For over 300 years, the Preussische Staatsbibliothek in Berlin held a most remarkable collection of botanical watercolours. They were catalogued as part of the library's illustrated manuscripts, or Libri Picturati. These magnificent works of art, rich in colour and detail, were made in the second half of the 16th century in the southern part of the Low Countries. During World War II, however, they were split among various locations. For three decades, experts feared for the fate of this invaluable collection.
In the 1970s, word was received from the Biblioteka Jagiellonska in Krakow, Poland: the complete set of watercolours had been found among its collections. This important rediscovery sparked the interest of historians, art historians and botanists alike.

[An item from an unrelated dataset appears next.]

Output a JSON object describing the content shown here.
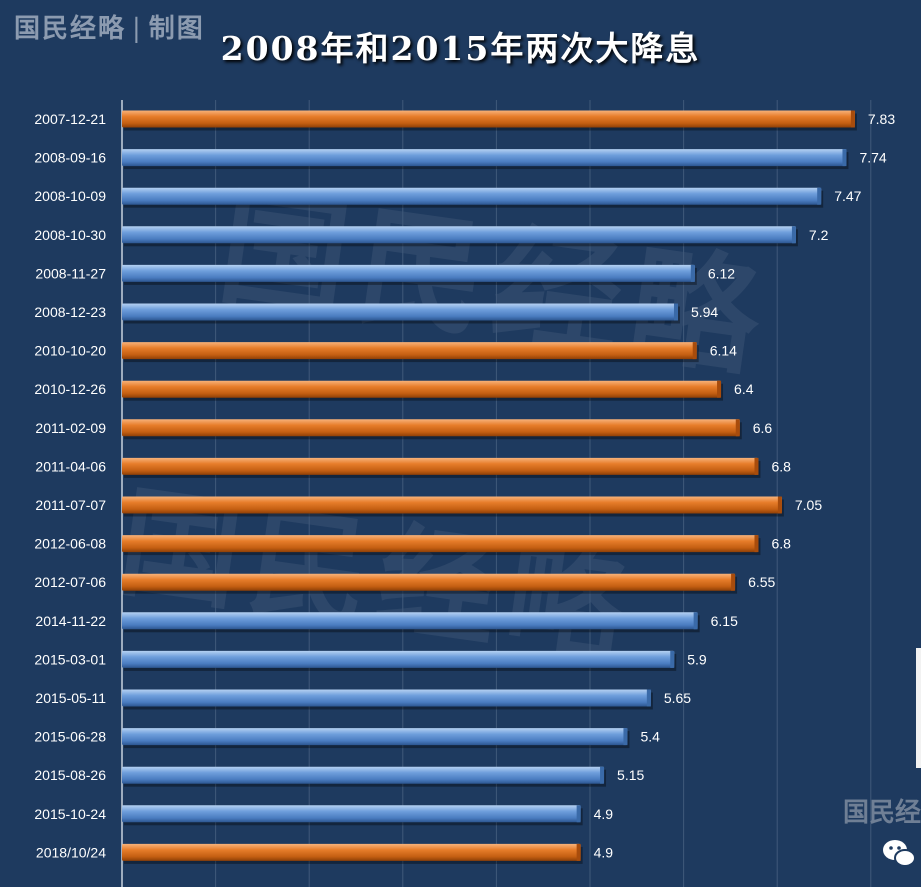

Together they set out to unravel the many secrets still held by the Libri Picturati 's watercolours. For instance, who had collected them, and why? Were they made as one collection? What happened to them since the death of their first owner? How had they ended up in Berlin, and then in Krakow?
A team of pre-eminent scientists from Poland, Germany, The Netherlands, Spain and Italy worked together on these and other intriguing questions surrounding the collection. They unveiled, among other things, the important role played by the famous Dutch botanist Carolus Clusius, who later founded the University of Leiden 's Botanical Gardens.
The European experts now present their findings in Drawn After nature. This book contains accessible and informative chapters on the collection's history, but most importantly: it brings together all of the original 1429 watercolours and sketches, for the first time in one volume, accompanied by their original annotations.
Drawn after nature thus presents a vivid and complete picture of this unique historical collection. Botanists, art lovers, historians as well as the general public will enjoy this publication of the watercolours, their annotations and their history, but above all their supreme beauty and display of craftsmanship.